When computing hierarchical clustering over a data matrix, a dissimilarity matrix is first computed in order to build the tree (dendrogram). For example:
library(pheatmap)
data(iris)
# Make a heatmap
rownames(iris) <- paste0("r", 1:nrow(iris))
p1 <- pheatmap(iris[, 1:4], annotation_row = iris[,5, drop=FALSE])
# Explicitly compute the tree and verify it's equal to the one on the plot
dmat <- dist(iris[,1:4])
tree <- hclust(dmat)
identical(tree$height, p1$tree_row$height)
Let's say I am interested in visualizing the (dis)similarities of the observations with respect to other observations, and therefore I plot the heatmap of the distance matrix directly.
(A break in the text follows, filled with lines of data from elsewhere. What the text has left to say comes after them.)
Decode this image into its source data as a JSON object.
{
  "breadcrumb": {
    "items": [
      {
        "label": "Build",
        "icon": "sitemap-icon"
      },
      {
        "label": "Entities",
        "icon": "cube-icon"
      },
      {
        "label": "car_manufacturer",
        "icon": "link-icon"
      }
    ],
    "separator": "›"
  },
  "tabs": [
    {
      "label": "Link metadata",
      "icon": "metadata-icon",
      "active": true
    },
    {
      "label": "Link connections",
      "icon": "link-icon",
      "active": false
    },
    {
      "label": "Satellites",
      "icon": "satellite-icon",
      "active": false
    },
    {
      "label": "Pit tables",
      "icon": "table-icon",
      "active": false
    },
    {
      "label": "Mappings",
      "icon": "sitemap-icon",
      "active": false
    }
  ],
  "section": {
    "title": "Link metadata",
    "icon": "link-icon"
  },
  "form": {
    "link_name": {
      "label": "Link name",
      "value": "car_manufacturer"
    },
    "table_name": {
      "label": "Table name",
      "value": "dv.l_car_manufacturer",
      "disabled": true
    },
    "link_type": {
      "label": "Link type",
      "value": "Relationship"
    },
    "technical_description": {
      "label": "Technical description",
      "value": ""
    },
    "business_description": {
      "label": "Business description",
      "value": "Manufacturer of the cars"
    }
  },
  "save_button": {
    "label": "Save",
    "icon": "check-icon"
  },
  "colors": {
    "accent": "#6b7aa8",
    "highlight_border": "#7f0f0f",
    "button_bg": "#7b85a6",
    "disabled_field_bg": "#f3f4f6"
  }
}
Question: is it a valid thing to do to overlay the tree of the first plot over the distance matrix plot directly? Or is it misleading? For example:
# Plot the distance matrix with the previous tree
pheatmap(as.matrix(dmat),
clustering_distance_rows = dmat,
clustering_distance_cols = dmat)
The confusion arises from the fact that we could actually run hierarchical clustering over the distance matrix as the input data (i.e. internally, this would mean to compute a distance matrix on the distance matrix), and the obtained tree would be different. I believe that in that case, this tree would answer the question of "how similar the observations are with respect to their distance to other observations?", whereas the tree on the input data answers "how similar are the observations with respect to their features?" Is this understanding correct?